‘Pakistan intel officer shared Osama’s hideout info with US’
BY Agencies12 May 2015 10:50 PM GMT
Agencies12 May 2015 10:50 PM GMT
A former Pakistani intelligence officer disclosed the hideout of Osama bin Laden to CIA in exchange of $25 million bounty on the head of the al-Qaeda chief, who was living as prisoner under ISI protection in the garrison town of Abbottabad, according to a report.
“In August 2010 a former senior Pakistani intelligence officer approached Jonathan Bank, then the CIA’s station chief at the US embassy in Islamabad. He offered to tell the CIA where to find bin Laden in return for the reward that Washington had offered in 2001,” the Dawn reported, citing American investigative journalist and author Seymour M Hersh.
The intelligence official, Hersh, said, was a military man who is now living in Washington and working for the CIA as a consultant. “I cannot tell you more about him,” he said.
The US confirmed the information provided by the official and put the compound under satellite surveillance.
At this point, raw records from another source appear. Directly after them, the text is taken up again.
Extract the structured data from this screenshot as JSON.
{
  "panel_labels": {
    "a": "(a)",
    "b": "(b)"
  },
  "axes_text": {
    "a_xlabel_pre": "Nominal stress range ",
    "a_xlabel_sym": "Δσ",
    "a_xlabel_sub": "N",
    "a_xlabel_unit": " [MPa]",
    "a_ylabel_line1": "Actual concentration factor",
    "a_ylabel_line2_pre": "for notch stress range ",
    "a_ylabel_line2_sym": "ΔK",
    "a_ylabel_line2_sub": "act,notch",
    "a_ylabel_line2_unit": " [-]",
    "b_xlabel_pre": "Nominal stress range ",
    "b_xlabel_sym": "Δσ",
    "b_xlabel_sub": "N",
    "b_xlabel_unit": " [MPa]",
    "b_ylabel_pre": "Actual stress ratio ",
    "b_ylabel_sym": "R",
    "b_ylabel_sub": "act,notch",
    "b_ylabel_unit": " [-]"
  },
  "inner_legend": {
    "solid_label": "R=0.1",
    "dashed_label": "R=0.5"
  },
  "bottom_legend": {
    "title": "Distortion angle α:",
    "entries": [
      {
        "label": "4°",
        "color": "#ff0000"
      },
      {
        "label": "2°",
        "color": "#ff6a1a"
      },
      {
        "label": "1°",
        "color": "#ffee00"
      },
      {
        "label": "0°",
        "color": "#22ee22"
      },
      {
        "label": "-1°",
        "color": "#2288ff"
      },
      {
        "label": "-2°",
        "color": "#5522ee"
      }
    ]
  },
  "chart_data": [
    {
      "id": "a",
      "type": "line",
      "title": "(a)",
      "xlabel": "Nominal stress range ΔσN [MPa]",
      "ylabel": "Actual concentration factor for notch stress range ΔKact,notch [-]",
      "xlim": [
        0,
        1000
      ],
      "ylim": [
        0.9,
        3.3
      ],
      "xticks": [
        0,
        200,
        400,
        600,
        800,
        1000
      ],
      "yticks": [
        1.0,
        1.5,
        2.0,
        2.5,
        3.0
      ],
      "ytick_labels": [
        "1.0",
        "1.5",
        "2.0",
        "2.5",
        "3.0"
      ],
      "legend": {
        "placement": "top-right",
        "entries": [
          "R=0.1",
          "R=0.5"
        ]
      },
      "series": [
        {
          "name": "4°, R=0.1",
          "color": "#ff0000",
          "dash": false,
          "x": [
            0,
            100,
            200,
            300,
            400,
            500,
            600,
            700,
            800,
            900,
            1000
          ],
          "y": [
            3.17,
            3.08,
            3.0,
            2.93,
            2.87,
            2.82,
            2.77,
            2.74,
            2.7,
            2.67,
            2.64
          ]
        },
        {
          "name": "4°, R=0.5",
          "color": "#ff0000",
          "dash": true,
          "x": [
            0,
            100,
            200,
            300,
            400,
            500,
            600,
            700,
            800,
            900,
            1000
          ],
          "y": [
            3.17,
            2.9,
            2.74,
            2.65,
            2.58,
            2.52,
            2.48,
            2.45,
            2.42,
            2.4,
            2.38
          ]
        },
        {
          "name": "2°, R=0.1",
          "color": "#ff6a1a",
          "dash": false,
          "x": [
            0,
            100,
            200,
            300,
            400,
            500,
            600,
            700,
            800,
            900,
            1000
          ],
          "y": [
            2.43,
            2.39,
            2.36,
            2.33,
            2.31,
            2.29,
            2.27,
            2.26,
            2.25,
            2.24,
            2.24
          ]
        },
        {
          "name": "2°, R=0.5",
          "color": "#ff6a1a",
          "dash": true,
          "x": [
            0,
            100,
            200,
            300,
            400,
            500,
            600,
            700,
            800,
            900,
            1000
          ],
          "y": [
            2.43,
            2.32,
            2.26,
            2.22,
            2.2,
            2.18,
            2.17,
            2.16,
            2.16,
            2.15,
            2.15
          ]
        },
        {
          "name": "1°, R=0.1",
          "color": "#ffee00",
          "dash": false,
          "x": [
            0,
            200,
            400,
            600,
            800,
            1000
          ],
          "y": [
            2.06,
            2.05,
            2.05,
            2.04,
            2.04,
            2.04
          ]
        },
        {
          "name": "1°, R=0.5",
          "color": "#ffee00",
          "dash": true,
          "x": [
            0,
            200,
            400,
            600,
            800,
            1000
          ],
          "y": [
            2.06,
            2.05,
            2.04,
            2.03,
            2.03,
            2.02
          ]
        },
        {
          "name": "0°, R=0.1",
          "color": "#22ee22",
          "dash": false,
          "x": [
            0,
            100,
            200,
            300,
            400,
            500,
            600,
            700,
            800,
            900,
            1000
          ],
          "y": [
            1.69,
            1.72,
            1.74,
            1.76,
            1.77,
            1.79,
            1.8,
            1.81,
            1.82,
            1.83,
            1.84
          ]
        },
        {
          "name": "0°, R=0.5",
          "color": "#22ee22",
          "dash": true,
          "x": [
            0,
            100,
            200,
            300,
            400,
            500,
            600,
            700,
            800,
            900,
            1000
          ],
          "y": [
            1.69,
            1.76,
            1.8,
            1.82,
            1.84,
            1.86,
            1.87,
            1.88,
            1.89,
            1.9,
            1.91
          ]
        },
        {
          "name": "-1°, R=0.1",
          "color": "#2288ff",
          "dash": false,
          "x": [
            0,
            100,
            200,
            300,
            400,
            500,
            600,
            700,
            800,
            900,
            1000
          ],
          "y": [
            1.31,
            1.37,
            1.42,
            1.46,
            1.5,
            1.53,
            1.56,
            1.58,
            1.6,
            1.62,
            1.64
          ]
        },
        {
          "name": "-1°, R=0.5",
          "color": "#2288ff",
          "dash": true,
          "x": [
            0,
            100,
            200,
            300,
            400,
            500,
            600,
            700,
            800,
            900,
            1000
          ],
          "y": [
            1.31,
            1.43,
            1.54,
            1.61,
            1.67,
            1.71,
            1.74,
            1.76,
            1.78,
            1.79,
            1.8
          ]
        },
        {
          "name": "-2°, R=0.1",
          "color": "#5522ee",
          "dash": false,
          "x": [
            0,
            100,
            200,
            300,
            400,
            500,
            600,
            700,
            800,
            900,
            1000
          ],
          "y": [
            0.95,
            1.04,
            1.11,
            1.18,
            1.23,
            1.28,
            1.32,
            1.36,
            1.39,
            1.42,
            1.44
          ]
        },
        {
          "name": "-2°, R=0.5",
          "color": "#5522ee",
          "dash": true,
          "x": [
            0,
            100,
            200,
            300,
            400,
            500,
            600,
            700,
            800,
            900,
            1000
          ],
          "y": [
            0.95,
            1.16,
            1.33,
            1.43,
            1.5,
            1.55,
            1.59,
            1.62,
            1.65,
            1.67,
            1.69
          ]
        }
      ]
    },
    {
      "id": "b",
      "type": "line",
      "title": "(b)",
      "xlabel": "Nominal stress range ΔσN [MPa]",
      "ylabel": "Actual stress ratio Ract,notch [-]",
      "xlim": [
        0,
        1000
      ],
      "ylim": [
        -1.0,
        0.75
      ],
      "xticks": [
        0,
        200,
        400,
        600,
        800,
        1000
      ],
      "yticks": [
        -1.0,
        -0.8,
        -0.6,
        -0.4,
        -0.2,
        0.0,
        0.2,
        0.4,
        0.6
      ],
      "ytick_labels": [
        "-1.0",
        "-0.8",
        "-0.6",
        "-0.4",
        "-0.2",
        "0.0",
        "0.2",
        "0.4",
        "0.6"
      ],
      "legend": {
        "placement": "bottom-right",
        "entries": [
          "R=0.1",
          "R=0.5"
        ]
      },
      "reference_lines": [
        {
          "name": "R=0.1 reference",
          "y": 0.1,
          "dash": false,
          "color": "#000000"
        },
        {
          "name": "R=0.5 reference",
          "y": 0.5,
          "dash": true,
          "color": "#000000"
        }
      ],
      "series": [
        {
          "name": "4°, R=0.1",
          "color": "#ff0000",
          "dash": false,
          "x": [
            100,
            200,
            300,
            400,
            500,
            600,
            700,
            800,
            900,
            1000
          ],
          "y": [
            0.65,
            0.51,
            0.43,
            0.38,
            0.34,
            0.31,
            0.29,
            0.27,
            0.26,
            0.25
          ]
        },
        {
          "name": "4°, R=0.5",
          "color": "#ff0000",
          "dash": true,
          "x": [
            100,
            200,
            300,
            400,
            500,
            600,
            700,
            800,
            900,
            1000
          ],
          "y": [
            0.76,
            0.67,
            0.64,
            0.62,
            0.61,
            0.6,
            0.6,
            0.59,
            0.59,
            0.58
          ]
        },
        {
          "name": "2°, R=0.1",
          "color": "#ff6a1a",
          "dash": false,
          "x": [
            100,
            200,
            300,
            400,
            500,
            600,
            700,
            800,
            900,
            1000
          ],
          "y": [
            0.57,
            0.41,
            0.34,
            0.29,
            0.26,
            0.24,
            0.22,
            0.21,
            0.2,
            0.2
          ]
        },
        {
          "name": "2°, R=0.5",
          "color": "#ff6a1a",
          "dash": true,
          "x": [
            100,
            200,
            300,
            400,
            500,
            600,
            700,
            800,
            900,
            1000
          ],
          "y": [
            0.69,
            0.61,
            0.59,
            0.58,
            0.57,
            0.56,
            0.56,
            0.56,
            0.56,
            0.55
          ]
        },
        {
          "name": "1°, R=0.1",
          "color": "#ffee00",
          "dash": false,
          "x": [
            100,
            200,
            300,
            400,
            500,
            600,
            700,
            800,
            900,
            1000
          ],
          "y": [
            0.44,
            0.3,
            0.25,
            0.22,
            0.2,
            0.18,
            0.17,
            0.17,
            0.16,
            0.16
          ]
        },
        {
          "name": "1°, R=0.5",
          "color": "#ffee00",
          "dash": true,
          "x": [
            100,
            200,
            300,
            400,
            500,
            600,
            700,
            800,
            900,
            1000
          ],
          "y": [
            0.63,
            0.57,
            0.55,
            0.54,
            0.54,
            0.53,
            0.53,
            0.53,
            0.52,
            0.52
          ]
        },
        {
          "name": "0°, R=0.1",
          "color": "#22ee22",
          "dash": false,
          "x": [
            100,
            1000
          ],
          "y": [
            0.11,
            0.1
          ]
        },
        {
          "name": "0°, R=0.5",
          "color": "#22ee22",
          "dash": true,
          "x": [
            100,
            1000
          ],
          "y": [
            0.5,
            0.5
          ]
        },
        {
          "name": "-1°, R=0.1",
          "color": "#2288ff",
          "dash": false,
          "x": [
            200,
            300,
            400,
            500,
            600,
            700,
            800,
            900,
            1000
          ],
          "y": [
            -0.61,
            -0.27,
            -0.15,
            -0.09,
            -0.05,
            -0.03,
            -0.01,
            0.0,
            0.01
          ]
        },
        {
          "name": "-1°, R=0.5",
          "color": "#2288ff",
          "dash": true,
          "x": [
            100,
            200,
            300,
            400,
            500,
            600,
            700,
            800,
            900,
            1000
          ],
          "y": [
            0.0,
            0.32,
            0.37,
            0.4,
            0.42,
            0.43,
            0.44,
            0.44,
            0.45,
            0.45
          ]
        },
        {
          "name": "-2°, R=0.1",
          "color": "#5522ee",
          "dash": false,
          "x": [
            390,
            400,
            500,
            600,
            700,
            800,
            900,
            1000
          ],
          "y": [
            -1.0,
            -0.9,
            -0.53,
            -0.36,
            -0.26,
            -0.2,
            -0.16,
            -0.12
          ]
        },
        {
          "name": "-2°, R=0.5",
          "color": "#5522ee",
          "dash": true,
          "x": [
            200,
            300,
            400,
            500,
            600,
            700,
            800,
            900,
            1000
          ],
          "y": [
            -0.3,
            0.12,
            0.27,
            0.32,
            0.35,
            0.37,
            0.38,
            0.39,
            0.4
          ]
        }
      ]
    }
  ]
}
Americans later informed the ISI which set up a cell in Ghazi, Tarbela, where “one man from the SEALs and two communicators” practised the raid before executing the operation, Hersh said, adding that it was difficult decision but Pakistan was ultimately taken on board and told about the script to kill Osama.
Hersh said that whatever the Obama administration told about the operation to kill Osama was part of fiction and the real story was totally different.
“The most blatant lie was that Pakistan’s two most senior military leaders Gen Ashfaq Parvez Kayani (the then army chief) and Gen Ahmed Shuja Pasha (the then ISI chief) were never informed of the US mission,” he told Dawn.
When the Americans contacted the Pakistani government and asked for Osama, the ISI insisted that he be killed and his death should be announced a week after the operation.
Hersh said the Saudi government also knew about Osama’s presence it Abbottabad and had advised the Pakistanis to keep him as a prisoner. “Osama was an ISI prisoner and never moved except under their supervision,” he said.
The Americans were required to say that the al-Qaeda chief was found in a mountainous region in the Hindu Kush so that neither Pakistan nor Afghanistan could be blamed for keeping him, Hersh said, adding that the ISI wanted him dead because “they did not want a witness”.